[identity profile] thisslideup.livejournal.com posting in [community profile] multiplicity_archives
My therapist finally hit the nail on the head. After about 6 months of trial and error, process of elimination theories (You have problems with your mother, you don't have enough of a social life, you enjoy depression, you're just really imaginative) he finally hit the nail on the head.

A disassociative disorder!

I felt like whapping him upside the head.

He basically decided early on that I was not schizophrenic at all, and, because of that, never gave any of the "serious problem" theories a chance. He completely ignored the fact that I could have even a mild disassociative case.

All of the signs pointed to yes. I've struggled for quite some time now about whether I am a multiple or not (and came to the conclusion that, well, not that much of one, if anything). I often experience most of the symptoms of sleep paralysis, and explain in great detail to him all of my minor out of body experiences (a sensation of being stretched like a Stretch Armstrong doll, or sinking out of my body to about a foot behind myself, or being unable to move my arms or legs at will, or hearing voices and music and seeing things, feeling at a constant distance from the world, forgetting large chunks of my day, separating my emotions into four distinct personalities).

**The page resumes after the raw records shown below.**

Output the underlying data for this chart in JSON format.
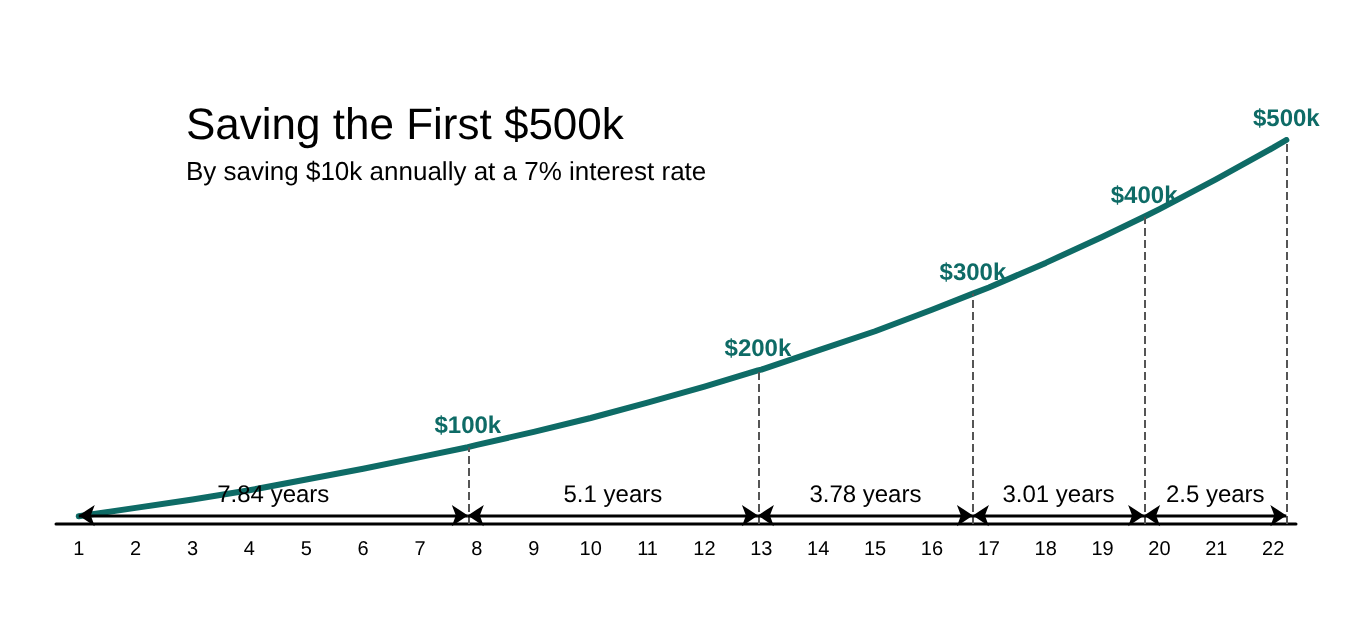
{
  "chart_data": {
    "type": "line",
    "title": "Saving the First $500k",
    "subtitle": "By saving $10k annually at a 7% interest rate",
    "x": [
      1,
      2,
      3,
      4,
      5,
      6,
      7,
      7.84,
      8,
      9,
      10,
      11,
      12,
      12.94,
      13,
      14,
      15,
      16,
      16.72,
      17,
      18,
      19,
      19.73,
      20,
      21,
      22,
      22.23
    ],
    "series": [
      {
        "color": "#0e6b66",
        "values": [
          10,
          21,
          32,
          44,
          58,
          72,
          87,
          100,
          103,
          120,
          138,
          158,
          179,
          200,
          201,
          226,
          251,
          279,
          300,
          308,
          340,
          374,
          400,
          410,
          449,
          490,
          500
        ],
        "value_labels": [
          null,
          null,
          null,
          null,
          null,
          null,
          null,
          "$100k",
          null,
          null,
          null,
          null,
          null,
          "$200k",
          null,
          null,
          null,
          null,
          "$300k",
          null,
          null,
          null,
          "$400k",
          null,
          null,
          null,
          "$500k"
        ]
      }
    ],
    "xlim": [
      0.6,
      22.4
    ],
    "xticks": [
      1,
      2,
      3,
      4,
      5,
      6,
      7,
      8,
      9,
      10,
      11,
      12,
      13,
      14,
      15,
      16,
      17,
      18,
      19,
      20,
      21,
      22
    ],
    "ylim": [
      0,
      500
    ],
    "tick_labels": "x",
    "grid": false,
    "marker": "none",
    "line_style": "solid",
    "ref_lines": [
      {
        "axis": "x",
        "value": 7.84,
        "line_style": "dashed",
        "color": "#555555"
      },
      {
        "axis": "x",
        "value": 12.94,
        "line_style": "dashed",
        "color": "#555555"
      },
      {
        "axis": "x",
        "value": 16.72,
        "line_style": "dashed",
        "color": "#555555"
      },
      {
        "axis": "x",
        "value": 19.73,
        "line_style": "dashed",
        "color": "#555555"
      },
      {
        "axis": "x",
        "value": 22.23,
        "line_style": "dashed",
        "color": "#555555"
      }
    ],
    "annotations": [
      "7.84 years",
      "5.1 years",
      "3.78 years",
      "3.01 years",
      "2.5 years"
    ]
  }
}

If I were my therapist, I would fire myself for being totally unobservant.

Of course, I totally didn't want to say to him, "hey, look, this is what I have", because I am a lousy teenage girl with a few too many psychology courses under her belt who thinks she knows what's going on and is therefore suspect when she diagnoses herself with something because she could just be faking it.

Or at least, if I were my therapist, that is how I would think, because apparently, it took him until Wednesday (after seeing him at least once, but occasionally several times a week since January).

Uhm, duh.

Has anyone else been especially hesitant about suggesting the correct diagnosis to their therapist for fear of being accused of 'faking' it? How long did it drag on for? Did they ever finally get the picture or did you have to spell it out for them?